In another story, Andre Rand, a man who allegedly lived in the tunnels underneath the abandoned site, was responsible for a string of child murders during the 70’s and 80’s. In 1987 the body of Jennifer Shwweiger was found not far from where he set up camp.
This Revolutionary-era tavern, still in service today, was the site of George Washington’s farewell address to his army officers at the end of the war. Other people have bid farewell there as well–though not voluntarily. The tavern was the site of a murder/suicide in the 1790′s, when a man stabbed his cheating wife and then himself. In 1975, Puerto Rican nationalists bombed the building, killing four. Workers and patrons have reported hearing footsteps and unexplained noises. Today, the first floor of Fraunces Tavern remains a tavern and restaurant, and the second floor is a museum full of Revolutionary War relics including George Washington’s tooth!

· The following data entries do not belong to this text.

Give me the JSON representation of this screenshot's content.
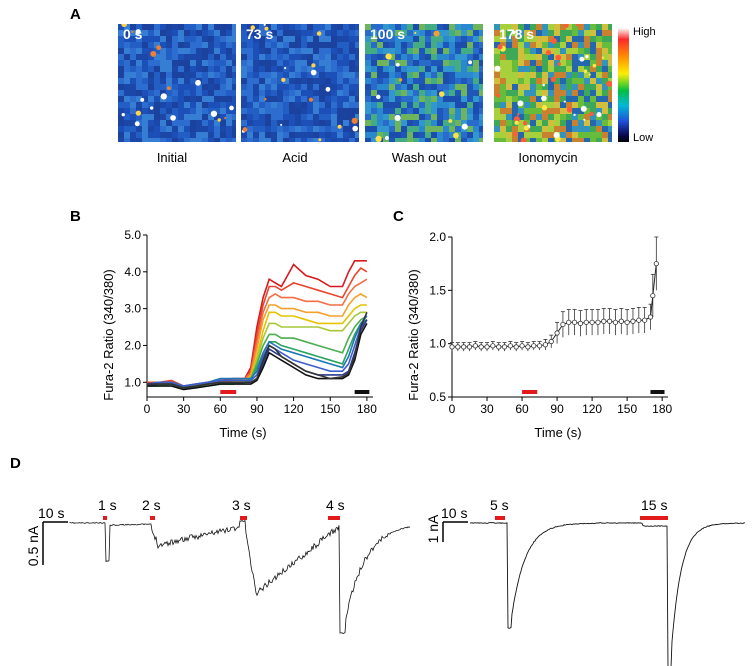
{
  "panels": {
    "a": "A",
    "b": "B",
    "c": "C",
    "d": "D"
  },
  "panel_a": {
    "images": [
      {
        "time": "0 s",
        "caption": "Initial"
      },
      {
        "time": "73 s",
        "caption": "Acid"
      },
      {
        "time": "100 s",
        "caption": "Wash out"
      },
      {
        "time": "178 s",
        "caption": "Ionomycin"
      }
    ],
    "colorbar": {
      "high": "High",
      "low": "Low"
    }
  },
  "chart_data": [
    {
      "panel": "B",
      "type": "line",
      "xlabel": "Time (s)",
      "ylabel": "Fura-2 Ratio (340/380)",
      "xlim": [
        0,
        185
      ],
      "ylim": [
        0.6,
        5.0
      ],
      "xticks": [
        "0",
        "30",
        "60",
        "90",
        "120",
        "150",
        "180"
      ],
      "yticks": [
        "1.0",
        "2.0",
        "3.0",
        "4.0",
        "5.0"
      ],
      "x": [
        0,
        10,
        20,
        30,
        40,
        50,
        60,
        70,
        80,
        85,
        90,
        95,
        100,
        105,
        110,
        120,
        130,
        140,
        150,
        160,
        165,
        170,
        175,
        180
      ],
      "series": [
        {
          "color": "#d7191c",
          "values": [
            0.95,
            1.0,
            1.0,
            0.85,
            0.9,
            1.0,
            1.05,
            1.1,
            1.1,
            1.4,
            2.5,
            3.3,
            3.8,
            3.7,
            3.6,
            4.2,
            3.9,
            3.8,
            3.6,
            3.6,
            4.0,
            4.3,
            4.3,
            4.3
          ]
        },
        {
          "color": "#e8452b",
          "values": [
            1.0,
            1.0,
            1.05,
            0.9,
            0.95,
            1.0,
            1.05,
            1.05,
            1.1,
            1.3,
            2.3,
            3.1,
            3.6,
            3.6,
            3.5,
            3.7,
            3.6,
            3.5,
            3.4,
            3.3,
            3.6,
            3.9,
            4.1,
            4.0
          ]
        },
        {
          "color": "#f46d43",
          "values": [
            0.95,
            1.0,
            1.0,
            0.9,
            0.95,
            1.0,
            1.0,
            1.05,
            1.1,
            1.25,
            2.1,
            2.9,
            3.3,
            3.4,
            3.3,
            3.3,
            3.2,
            3.2,
            3.1,
            3.1,
            3.4,
            3.6,
            3.7,
            3.8
          ]
        },
        {
          "color": "#f2a12b",
          "values": [
            0.9,
            0.95,
            1.0,
            0.85,
            0.9,
            0.95,
            1.0,
            1.0,
            1.05,
            1.2,
            1.9,
            2.7,
            3.1,
            3.1,
            3.0,
            3.0,
            2.9,
            2.9,
            2.8,
            2.8,
            3.1,
            3.3,
            3.4,
            3.3
          ]
        },
        {
          "color": "#e6c200",
          "values": [
            0.9,
            0.95,
            0.95,
            0.85,
            0.9,
            0.95,
            1.0,
            1.0,
            1.05,
            1.15,
            1.7,
            2.4,
            2.9,
            2.9,
            2.8,
            2.8,
            2.7,
            2.6,
            2.6,
            2.6,
            2.8,
            3.0,
            3.1,
            3.1
          ]
        },
        {
          "color": "#a6c83a",
          "values": [
            0.9,
            0.9,
            0.95,
            0.85,
            0.9,
            0.95,
            1.0,
            1.0,
            1.0,
            1.1,
            1.6,
            2.2,
            2.6,
            2.6,
            2.5,
            2.5,
            2.5,
            2.5,
            2.4,
            2.4,
            2.6,
            2.8,
            2.9,
            2.9
          ]
        },
        {
          "color": "#4bae4f",
          "values": [
            0.9,
            0.9,
            0.95,
            0.85,
            0.9,
            0.9,
            0.95,
            1.0,
            1.0,
            1.1,
            1.5,
            2.0,
            2.3,
            2.3,
            2.2,
            2.2,
            2.1,
            2.0,
            1.9,
            1.8,
            2.2,
            2.5,
            2.7,
            2.8
          ]
        },
        {
          "color": "#2ca25f",
          "values": [
            0.9,
            0.9,
            0.9,
            0.85,
            0.85,
            0.9,
            0.95,
            0.95,
            1.0,
            1.05,
            1.4,
            1.8,
            2.1,
            2.1,
            2.0,
            1.9,
            1.8,
            1.7,
            1.6,
            1.5,
            1.9,
            2.3,
            2.6,
            2.7
          ]
        },
        {
          "color": "#1f78b4",
          "values": [
            0.95,
            1.0,
            1.0,
            0.9,
            0.95,
            1.0,
            1.1,
            1.1,
            1.1,
            1.1,
            1.3,
            1.8,
            2.1,
            2.0,
            1.9,
            1.8,
            1.7,
            1.6,
            1.5,
            1.4,
            1.7,
            2.2,
            2.6,
            2.8
          ]
        },
        {
          "color": "#3a5fcd",
          "values": [
            0.95,
            1.0,
            1.0,
            0.9,
            0.95,
            1.0,
            1.05,
            1.05,
            1.05,
            1.05,
            1.2,
            1.7,
            2.0,
            1.9,
            1.8,
            1.6,
            1.5,
            1.4,
            1.3,
            1.3,
            1.5,
            2.0,
            2.5,
            2.7
          ]
        },
        {
          "color": "#2b3a8c",
          "values": [
            0.9,
            0.95,
            0.95,
            0.85,
            0.9,
            0.95,
            1.0,
            1.0,
            1.0,
            1.0,
            1.1,
            1.5,
            1.9,
            1.8,
            1.7,
            1.5,
            1.3,
            1.2,
            1.2,
            1.2,
            1.3,
            1.8,
            2.4,
            2.7
          ]
        },
        {
          "color": "#111111",
          "values": [
            0.9,
            0.9,
            0.9,
            0.8,
            0.85,
            0.9,
            0.95,
            0.95,
            0.95,
            0.95,
            1.05,
            1.4,
            1.8,
            1.7,
            1.6,
            1.4,
            1.2,
            1.1,
            1.1,
            1.1,
            1.2,
            1.6,
            2.3,
            2.6
          ]
        },
        {
          "color": "#333333",
          "values": [
            0.95,
            0.95,
            0.95,
            0.85,
            0.9,
            0.95,
            1.0,
            1.0,
            1.0,
            1.0,
            1.1,
            1.6,
            2.0,
            1.9,
            1.7,
            1.5,
            1.3,
            1.2,
            1.1,
            1.15,
            1.25,
            1.7,
            2.5,
            2.9
          ]
        }
      ],
      "bars": [
        {
          "color": "#e31a1c",
          "start": 60,
          "end": 73
        },
        {
          "color": "#111111",
          "start": 170,
          "end": 182
        }
      ]
    },
    {
      "panel": "C",
      "type": "line",
      "xlabel": "Time (s)",
      "ylabel": "Fura-2 Ratio (340/380)",
      "xlim": [
        0,
        185
      ],
      "ylim": [
        0.5,
        2.0
      ],
      "xticks": [
        "0",
        "30",
        "60",
        "90",
        "120",
        "150",
        "180"
      ],
      "yticks": [
        "0.5",
        "1.0",
        "1.5",
        "2.0"
      ],
      "x": [
        0,
        5,
        10,
        15,
        20,
        25,
        30,
        35,
        40,
        45,
        50,
        55,
        60,
        65,
        70,
        75,
        80,
        85,
        90,
        95,
        100,
        105,
        110,
        115,
        120,
        125,
        130,
        135,
        140,
        145,
        150,
        155,
        160,
        165,
        170,
        172,
        175
      ],
      "series": [
        {
          "name": "",
          "color": "#222222",
          "values": [
            0.97,
            0.97,
            0.97,
            0.97,
            0.98,
            0.97,
            0.97,
            0.98,
            0.97,
            0.97,
            0.98,
            0.97,
            0.98,
            0.97,
            0.98,
            0.98,
            0.99,
            1.02,
            1.1,
            1.18,
            1.2,
            1.2,
            1.19,
            1.2,
            1.2,
            1.2,
            1.21,
            1.21,
            1.2,
            1.21,
            1.2,
            1.21,
            1.22,
            1.22,
            1.25,
            1.45,
            1.75
          ],
          "errors": [
            0.04,
            0.04,
            0.04,
            0.04,
            0.04,
            0.04,
            0.04,
            0.04,
            0.04,
            0.04,
            0.04,
            0.04,
            0.04,
            0.04,
            0.04,
            0.04,
            0.05,
            0.06,
            0.1,
            0.12,
            0.12,
            0.12,
            0.12,
            0.12,
            0.12,
            0.12,
            0.12,
            0.12,
            0.12,
            0.12,
            0.12,
            0.12,
            0.12,
            0.12,
            0.12,
            0.2,
            0.25
          ]
        }
      ],
      "bars": [
        {
          "color": "#e31a1c",
          "start": 60,
          "end": 73
        },
        {
          "color": "#111111",
          "start": 170,
          "end": 182
        }
      ]
    }
  ],
  "panel_d": {
    "left": {
      "scale_time": "10 s",
      "scale_current": "0.5 nA",
      "pulses": [
        "1 s",
        "2 s",
        "3 s",
        "4 s"
      ]
    },
    "right": {
      "scale_time": "10 s",
      "scale_current": "1 nA",
      "pulses": [
        "5 s",
        "15 s"
      ]
    },
    "colors": {
      "pulse": "#e31a1c",
      "trace": "#111111"
    }
  }
}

A former sugar refinery was located at 1 Police Plaza during the Revolution and it is commonly said to have housed a British prison, although one historian believes it to be an urban myth. It’s rumored to be haunted by the prisoners who starved here during the war. Nonetheless, other notorious sugar house prisons were located nearby housing prisoners in terrible conditions. The refinery here was demolished in 1892, and today is the NYPD headquarters. One window of the original refinery remains, and is integrated in the current building.